8.24.2008

My Take on Bird

Kevin Garnett's Boston Celtics hearken back to the Bill Russell Era. Russell won the first 11 Celtics titles, Garnett the most recent. Over the last year of Celtic hoopla, the five titles in between have been overlooked to some extent.

Speaking of titles, Kareem and Jordan have 6, Magic 5, and Duncan and Shaq 4. Then there is Larry with his humble three. Again, the temptation is to minimize and diminish #33.

Even I have succumbed to this temptation. I look at Hondo with his eight and wonder why he's always ranked third behind Russell and Bird on the list of all-time Celtic greats. The titles suggest he should be ahead of Bird.

On Bird's behalf, however, I find two arguments particularly persuasive.

First, at the height of Bird's power, observers who had seen both Russell and Bird play declared Bird the best all-around player in Celtics history. This would include both Bob Ryan and Red Auerbach.

The second argument is that the list of the ten best regular season records compiled over a five-year period is populated with six Celtics teams, five of which are from the Bird Era. In fact, Larry's teams own four of the first six slots. This would seem to counter, if only partially, the extra titles won by the others.

Nor are titles the be-all, end-all measure for evaluating the all-time NBA greats. If that were true, Shaq and Duncan would be better than Wilt and a number of Celtics (Hondo, Sam Jones) would be better than MJ and Magic. I'm not buying.

I don't have any way resolving the debate. Nor does anyone else. But I am pretty confident Bird deserves to be at the table when the question is asked. Michael Jordan isn't sitting at the table by himself, and I don't think he's sitting there alone with Bill Russell either.

In conclusion, I will take one stand.

Larry Bird was the greatest forward in NBA history, and on that count I'm not gonna budge.

2 comments:

The Kid said...

The thing I take from Red Auerbach and Bob Ryan calling Bird the best Celtic during the height of his career, is that sometimes you can't give that kind of perspective on an active player's career. There's a tendency for people to call something that's new or current better than something that is old. As time goes on it's easier to put things in a historical perspective.

There's 2 examples of this I can give, I was reading a Sports Illustrated from the 1954-55 season when I was looking for info on the Celtics from around that time and a writer called Tom Gola the best college basketball player of all time at the beginning of the season. By the end of that season Bill Russell who got no coverage at the beginning of the season would make a name for himself and Gola's praise went down.
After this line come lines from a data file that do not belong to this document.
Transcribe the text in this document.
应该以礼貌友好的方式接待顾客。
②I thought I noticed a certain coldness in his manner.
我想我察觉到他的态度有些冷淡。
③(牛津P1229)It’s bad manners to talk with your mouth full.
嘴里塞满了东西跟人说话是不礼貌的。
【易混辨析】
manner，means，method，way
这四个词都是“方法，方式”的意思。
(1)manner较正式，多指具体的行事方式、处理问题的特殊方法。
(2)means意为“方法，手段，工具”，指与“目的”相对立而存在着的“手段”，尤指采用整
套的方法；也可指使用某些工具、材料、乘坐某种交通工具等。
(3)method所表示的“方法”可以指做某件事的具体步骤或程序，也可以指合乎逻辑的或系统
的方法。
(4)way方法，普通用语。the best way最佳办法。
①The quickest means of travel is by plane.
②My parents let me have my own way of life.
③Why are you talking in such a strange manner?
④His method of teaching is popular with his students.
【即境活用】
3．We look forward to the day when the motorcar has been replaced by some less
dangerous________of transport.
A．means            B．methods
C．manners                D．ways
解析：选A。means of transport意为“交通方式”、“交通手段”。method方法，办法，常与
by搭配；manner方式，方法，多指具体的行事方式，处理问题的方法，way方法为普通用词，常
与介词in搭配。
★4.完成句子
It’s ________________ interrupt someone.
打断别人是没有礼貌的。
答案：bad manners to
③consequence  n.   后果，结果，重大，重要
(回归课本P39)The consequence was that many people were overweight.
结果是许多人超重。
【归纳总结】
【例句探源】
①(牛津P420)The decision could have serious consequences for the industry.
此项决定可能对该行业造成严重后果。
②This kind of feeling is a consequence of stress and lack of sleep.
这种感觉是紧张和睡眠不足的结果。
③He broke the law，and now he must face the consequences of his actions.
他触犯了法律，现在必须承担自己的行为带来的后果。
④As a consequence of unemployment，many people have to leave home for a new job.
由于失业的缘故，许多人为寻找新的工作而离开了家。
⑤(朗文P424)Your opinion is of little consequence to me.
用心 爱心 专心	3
In 1989 in Game 1 of the Eastern Conference Finals Brent Musberger mentioned some people were already calling Michael Jordan the greatest player ever which is incredible considering he only had 1 MVP and won virtually nothing by that point. Imagine if he suffered a career ending injury the next year, that talk was too premature.

Lex said...

Yeah, the latest and the greatest always gets the most attention.

What role does longevity play?

Is pete rose a better hitter than rod carew?

Russell's dominance lasted the longest--is he the best?

Wilt only won two titles--is he automatically disqualified from being the best?

For bird, the critical period was 1979-87.

He did some astounding things during that period.

All I'm saying is he deserves to be in the conversation.